Y-axis (Total Runs): This shows the total number of runs scored in each over.
Boxplot Elements:
The bottom and top of the box represent the first quartile (25th percentile) and third quartile (75th percentile), respectively. This indicates the range in which the middle 50% of the data lies for each over. The line within the box indicates the median runs scored for each over, which is the 50th percentile of the data.
The whiskers (lines extending from the top and bottom of each box) typically extend to the highest and lowest values within 1.5 times the interquartile range from the first and third quartiles. Points beyond the whiskers are considered outliers. Outliers are represented as individual points beyond the whiskers. These are over scores that are unusually high or low compared to the rest of the data in that over.
We can observe that the median runs per over seem to be fairly consistent across different overs, with a slight upward trend in later overs (which may represent the end-of-innings push for runs). The number of outliers (points outside the whiskers) tends to increase in the later overs, suggesting greater variability in runs scored as the game progresses. This might be due to teams either accelerating their scoring rate or losing wickets in an attempt to score quickly.
Strategic Insights:
Teams could potentially exploit this information by planning their strategic moves, such as when to take powerplays, deploy certain bowlers, or accelerate batting. This visualization is useful for cricket analysts, coaches, and players to understand and strategize around the scoring patterns throughout an innings. The data can also be indicative of when teams tend to take more risks or when bowlers are under more pressure.
library(dplyr)
average_runs_per_over <- total_runs_per_over %>%
group_by(Over_id) %>%
summarise(Avg_Total_Runs = mean(Total_Runs), .groups = 'drop')
# Build the linear regression model
model <- lm(Avg_Total_Runs ~ Over_id, data = average_runs_per_over)

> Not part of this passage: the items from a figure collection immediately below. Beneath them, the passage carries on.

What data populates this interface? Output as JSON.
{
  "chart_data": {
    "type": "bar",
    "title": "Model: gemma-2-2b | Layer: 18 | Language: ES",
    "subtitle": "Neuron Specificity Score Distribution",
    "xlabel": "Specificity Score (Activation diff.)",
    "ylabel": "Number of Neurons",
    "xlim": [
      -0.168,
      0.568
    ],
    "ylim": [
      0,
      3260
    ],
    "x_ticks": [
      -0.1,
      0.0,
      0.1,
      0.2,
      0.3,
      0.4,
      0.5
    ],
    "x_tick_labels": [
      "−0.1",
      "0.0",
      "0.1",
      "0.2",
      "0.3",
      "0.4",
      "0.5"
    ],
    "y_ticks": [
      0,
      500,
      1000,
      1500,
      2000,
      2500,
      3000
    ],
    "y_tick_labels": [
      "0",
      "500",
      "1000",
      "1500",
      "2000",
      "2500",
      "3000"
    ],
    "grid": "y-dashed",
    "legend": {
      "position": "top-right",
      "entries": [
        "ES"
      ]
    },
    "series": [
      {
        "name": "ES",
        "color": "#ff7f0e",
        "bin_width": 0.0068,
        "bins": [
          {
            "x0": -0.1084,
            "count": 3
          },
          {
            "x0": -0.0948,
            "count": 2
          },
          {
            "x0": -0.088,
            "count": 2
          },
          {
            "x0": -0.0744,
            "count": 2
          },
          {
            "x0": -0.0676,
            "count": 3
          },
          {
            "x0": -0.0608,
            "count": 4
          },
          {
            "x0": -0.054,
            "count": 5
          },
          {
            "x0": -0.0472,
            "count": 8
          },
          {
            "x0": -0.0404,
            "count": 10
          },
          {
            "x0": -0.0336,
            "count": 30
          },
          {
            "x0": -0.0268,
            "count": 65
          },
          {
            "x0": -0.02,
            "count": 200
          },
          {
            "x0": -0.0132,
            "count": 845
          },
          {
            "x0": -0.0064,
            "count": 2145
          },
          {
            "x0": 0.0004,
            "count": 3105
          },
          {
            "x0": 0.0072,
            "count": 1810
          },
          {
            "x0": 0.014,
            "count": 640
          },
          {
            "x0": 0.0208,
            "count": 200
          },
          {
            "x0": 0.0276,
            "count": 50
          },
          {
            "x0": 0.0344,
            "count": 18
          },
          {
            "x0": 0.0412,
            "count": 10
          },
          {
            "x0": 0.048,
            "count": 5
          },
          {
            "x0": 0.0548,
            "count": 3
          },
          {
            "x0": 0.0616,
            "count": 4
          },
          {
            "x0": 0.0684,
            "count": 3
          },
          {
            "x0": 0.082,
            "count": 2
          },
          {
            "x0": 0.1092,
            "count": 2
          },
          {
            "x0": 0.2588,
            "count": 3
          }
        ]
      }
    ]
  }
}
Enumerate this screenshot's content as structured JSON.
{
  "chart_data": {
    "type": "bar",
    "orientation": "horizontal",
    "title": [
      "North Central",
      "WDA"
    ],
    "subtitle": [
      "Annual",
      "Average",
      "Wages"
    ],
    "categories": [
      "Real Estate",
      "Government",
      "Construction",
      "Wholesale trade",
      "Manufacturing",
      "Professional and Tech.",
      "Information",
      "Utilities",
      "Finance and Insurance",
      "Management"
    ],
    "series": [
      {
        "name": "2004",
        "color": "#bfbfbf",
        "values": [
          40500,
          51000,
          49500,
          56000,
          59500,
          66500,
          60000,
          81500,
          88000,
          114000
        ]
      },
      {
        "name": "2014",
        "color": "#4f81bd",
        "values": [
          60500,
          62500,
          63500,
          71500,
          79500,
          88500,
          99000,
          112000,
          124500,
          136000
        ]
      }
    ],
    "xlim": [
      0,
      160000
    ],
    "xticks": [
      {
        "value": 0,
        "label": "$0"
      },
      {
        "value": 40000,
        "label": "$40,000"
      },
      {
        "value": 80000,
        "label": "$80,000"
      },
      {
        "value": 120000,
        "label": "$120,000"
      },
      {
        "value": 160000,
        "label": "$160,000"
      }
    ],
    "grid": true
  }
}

# Summary of the model to get the coefficients and statistics
summary(model)
##
## Call:
## lm(formula = Avg_Total_Runs ~ Over_id, data = average_runs_per_over)
##
## Residuals:
## Min 1Q Median 3Q Max
## -0.8553 -0.5488 -0.1694 0.6348 0.9352
##
## Coefficients:
## Estimate Std. Error t value Pr(>|t|)
## (Intercept) 6.98674 0.31209 22.387 1.36e-14 ***
## Over_id 0.13596 0.02605 5.219 5.80e-05 ***
## ---
## Signif. codes: 0 '***' 0.001 '**' 0.01 '*' 0.05 '.' 0.1 ' ' 1
##
## Residual standard error: 0.6718 on 18 degrees of freedom
## Multiple R-squared: 0.6021, Adjusted R-squared: 0.58
## F-statistic: 27.23 on 1 and 18 DF, p-value: 5.799e-05
ggplot(average_runs_per_over, aes(x = Over_id, y = Avg_Total_Runs)) +
geom_point() +
geom_smooth(method = "lm", se = FALSE, color = "blue") +
labs(title = "Linear Regression of Average Total Runs on Over Number",
x = "Over Number",
y = "Average Total Runs") +
theme_minimal()
## `geom_smooth()` using formula = 'y ~ x'
## Conclusion
The linear regression model indicates that there is a significant positive relationship between the over number and the average total runs scored. As the over progresses, there is a significant increase in runs scored per over. This model can be used to predict the total runs scored in an over based on its number in the innings. However, the residuals suggest that the model is not perfect, and there may be overs where the actual runs scored deviate from the model’s predictions.